Quiet march to a warring song shared the work of nine contemporary artists whose work challenges or reveals headstrong histories or existing socio-political establishments. Housed within a Shaker Forge at the historic Mount Lebanon Shaker site, the exhibition reimagined the building’s past function. In addition to this, the show readdressed early American ideals, such as the values nurtured by the Shakers—reverence to craft and labor, importance of community, racial inclusivity, equality of the sexes—and how they persist in contemporary societal relevance during a time of political uncertainty.
Casey Ruble documents sites of historic significance, then translates these places into hand-cut paper collage. The intimately scaled collages appear to record places we see everyday, but their meticulous execution and vivid color choices offer a haunting recognition of their weighted history. Like Ruble, Mark Thomas Gibson’s work share opportunities for historical occurrences to collide with the present. Not only does Gibson situate the viewer as a spectator to his constructed narratives, but he also implicates our participation in the events or horrors. For his drawing, Beyond the Veil, closing drapery and a starry abyss are rendered with strong, black ink and resemble a page from a graphic novel or comic book. The work proposes how culminating political events, may fortify, rather than dismantle the unknown.
In Corruption #2, Carl Ostendarp creates an atmospheric ground by mopping paint over the canvas. The textured field of this charcoal-grey wash is populated by the application of flat, cartoon-like flies. As “desultory” as the artist credits the tone of the painting, what reinforces a sense of specificity is when one considers why the flies are swarming together. They gather around the suggestion that something, or someone, is rotten.
Chloë Bass includes four drawings that are a part of Chapter 3: We walk the world two by two, a project within her larger study of pairs titled The Book of Everyday Instruction. In these wax rubbings of cast aluminum placards, Bass explores the relationship of two person exchanges in Greensboro, NC. The four original plaques, sharing brief translations of stories Bass encountered, are permanently on view on South Elm Street. Through interviews, conversations, and various forms of interaction, Bass explores scales of intimacy experienced in the everyday. Referencing overlooked structures in urban environments, Anne Wu augments the viewer’s perception of these stoops, fences, windows and other architectural features through a highly tactile surface. Her objects are made from sculptural as well as organic materials (such as star anise powder, turmeric, pu’erh tea powder, annatto powder) which embeds the work with autobiographical and cultural signifiers.

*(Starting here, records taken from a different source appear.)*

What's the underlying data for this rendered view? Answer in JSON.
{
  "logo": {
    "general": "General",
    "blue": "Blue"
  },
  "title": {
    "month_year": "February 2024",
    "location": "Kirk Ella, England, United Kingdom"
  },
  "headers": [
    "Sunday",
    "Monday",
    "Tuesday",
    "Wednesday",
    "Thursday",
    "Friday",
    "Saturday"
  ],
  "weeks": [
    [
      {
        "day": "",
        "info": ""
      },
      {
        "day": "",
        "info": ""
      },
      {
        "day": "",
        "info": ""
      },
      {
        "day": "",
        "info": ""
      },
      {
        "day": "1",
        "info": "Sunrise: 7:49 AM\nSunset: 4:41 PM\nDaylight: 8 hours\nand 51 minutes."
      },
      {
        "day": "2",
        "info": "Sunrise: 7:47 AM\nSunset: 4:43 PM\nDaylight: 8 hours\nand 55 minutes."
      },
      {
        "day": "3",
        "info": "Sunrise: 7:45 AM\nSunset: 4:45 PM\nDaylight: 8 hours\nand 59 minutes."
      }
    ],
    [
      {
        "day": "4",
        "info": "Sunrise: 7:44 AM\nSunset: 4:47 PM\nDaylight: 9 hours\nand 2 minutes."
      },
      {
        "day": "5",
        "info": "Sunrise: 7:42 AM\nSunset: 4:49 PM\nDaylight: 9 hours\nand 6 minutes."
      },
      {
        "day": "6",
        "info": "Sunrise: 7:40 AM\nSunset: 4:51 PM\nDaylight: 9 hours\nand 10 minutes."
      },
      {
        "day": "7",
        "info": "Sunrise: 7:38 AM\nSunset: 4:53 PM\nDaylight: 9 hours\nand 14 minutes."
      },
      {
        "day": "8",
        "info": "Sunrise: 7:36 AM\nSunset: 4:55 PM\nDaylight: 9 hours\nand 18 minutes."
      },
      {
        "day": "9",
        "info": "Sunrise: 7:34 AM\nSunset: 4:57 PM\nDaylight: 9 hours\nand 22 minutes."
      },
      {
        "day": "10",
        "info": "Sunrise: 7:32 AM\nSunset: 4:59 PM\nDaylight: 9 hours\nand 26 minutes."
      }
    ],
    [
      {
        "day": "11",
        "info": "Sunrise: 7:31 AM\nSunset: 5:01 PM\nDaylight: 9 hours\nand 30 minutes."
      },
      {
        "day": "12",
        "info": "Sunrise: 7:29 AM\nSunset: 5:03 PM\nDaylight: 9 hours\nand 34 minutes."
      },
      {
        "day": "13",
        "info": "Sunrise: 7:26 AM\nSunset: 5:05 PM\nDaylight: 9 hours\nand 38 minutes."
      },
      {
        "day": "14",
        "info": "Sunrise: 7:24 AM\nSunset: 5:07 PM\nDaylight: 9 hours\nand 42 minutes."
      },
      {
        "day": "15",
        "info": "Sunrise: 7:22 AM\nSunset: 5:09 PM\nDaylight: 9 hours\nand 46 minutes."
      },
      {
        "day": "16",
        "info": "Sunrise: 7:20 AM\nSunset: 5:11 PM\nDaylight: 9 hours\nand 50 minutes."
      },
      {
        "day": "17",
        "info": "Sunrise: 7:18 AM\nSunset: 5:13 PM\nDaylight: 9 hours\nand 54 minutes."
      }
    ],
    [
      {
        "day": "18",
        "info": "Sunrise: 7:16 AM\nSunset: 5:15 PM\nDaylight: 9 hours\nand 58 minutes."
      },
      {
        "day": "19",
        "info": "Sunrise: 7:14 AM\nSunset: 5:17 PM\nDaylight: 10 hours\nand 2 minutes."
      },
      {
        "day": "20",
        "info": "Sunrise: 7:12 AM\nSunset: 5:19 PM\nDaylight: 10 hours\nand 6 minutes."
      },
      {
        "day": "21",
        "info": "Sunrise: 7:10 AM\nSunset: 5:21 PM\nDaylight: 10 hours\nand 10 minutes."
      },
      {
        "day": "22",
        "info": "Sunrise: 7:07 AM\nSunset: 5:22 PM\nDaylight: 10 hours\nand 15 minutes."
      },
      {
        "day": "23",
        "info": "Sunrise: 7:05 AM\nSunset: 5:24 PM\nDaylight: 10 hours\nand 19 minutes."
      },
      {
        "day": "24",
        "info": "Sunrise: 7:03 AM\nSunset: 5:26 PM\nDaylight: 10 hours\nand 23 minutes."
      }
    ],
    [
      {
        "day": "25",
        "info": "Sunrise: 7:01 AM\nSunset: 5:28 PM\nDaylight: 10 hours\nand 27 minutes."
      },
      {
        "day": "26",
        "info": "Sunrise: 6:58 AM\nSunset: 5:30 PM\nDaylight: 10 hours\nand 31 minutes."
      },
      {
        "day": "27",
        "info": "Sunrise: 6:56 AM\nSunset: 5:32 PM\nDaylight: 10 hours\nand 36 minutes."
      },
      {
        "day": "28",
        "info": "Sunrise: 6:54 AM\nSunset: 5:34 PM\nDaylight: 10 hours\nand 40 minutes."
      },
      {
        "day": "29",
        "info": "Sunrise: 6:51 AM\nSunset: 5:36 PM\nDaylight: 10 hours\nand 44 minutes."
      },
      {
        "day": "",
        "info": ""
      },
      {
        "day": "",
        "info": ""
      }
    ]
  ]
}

Doug Johnston sews continuous lengths of cotton rope to form larger volumes and vessels. His work displays a cross section of his interests in the extensive history of coiling and contemporary craft; the functional and non-utilitarian; design and art. The artist sees his practice akin to a collective consciousness in communities, like the Shakers, that all participate in making. In his studio, Johnston and his partner, Tomoe Matsuoka, along with their studiomates, contribute to the production of the work. Similarly, Piotr Chizinski collaborated with his mother, Bev Chizinski, and grandmother, Trudy Kucharski, to create a quilt containing embroidered images of food cans. The twin-sized bed quilt’s pattern presents the essential foods recommended by Augason Farms for two people to survive for six months following a catastrophic event. Within the piece, reflects three generations of a single family’s labor and their respective skills in craft.
Influenced by geometric abstraction as much as Gee’s Bend or Amish quilts, Paolo Arao’s abstractions combines swatches of charged color alongside patterns of lines, dots, and grids. His paintings, like Soft Focus, are a reactionary assemblage, and are sewn together by the artist responding, emphasizing, or opposing previously placed pieces of brightly colored cloth. What complicates the frontal read of the quilt-like paintings is where the textile wraps around its substrate, which provides the opportunity to experience it obliquely. For her site-specific wall painting, Mary Lum visited the Shaker Museum’s collection and archive to research primary documents and artifacts. The salmon pink, indigo blue, violet and red ochre hues are sourced from four berthas (a neckerchief-like garment worn around a Shaker sister’s neck). Lum used text from Shaker vision books as collage material, then reconstructed their rhetoric into a graphic, visual language.
Quiet march to a warring song was on view in the Shaker Forge at the museum’s historic Mount Lebanon site in New Lebanon, NY, from May 25 through June 22, 2019. The exhibition was curated by Amie Cunat, resident artist at Shaker Museum | Mount Lebanon May-June 2019, and designed by architect and designer Lucie Rebeyrol. A printed catalog features an essay by Claire Selvin.
The exhibition is part of the Shaker Museum’s collaboration with Cunat to foster relationships between Shaker cultural legacy, contemporary art, and the town of New Lebanon and surrounding communities. This project was generously funded by a Regional Economic Development Council grant from the New York State Council on the Arts.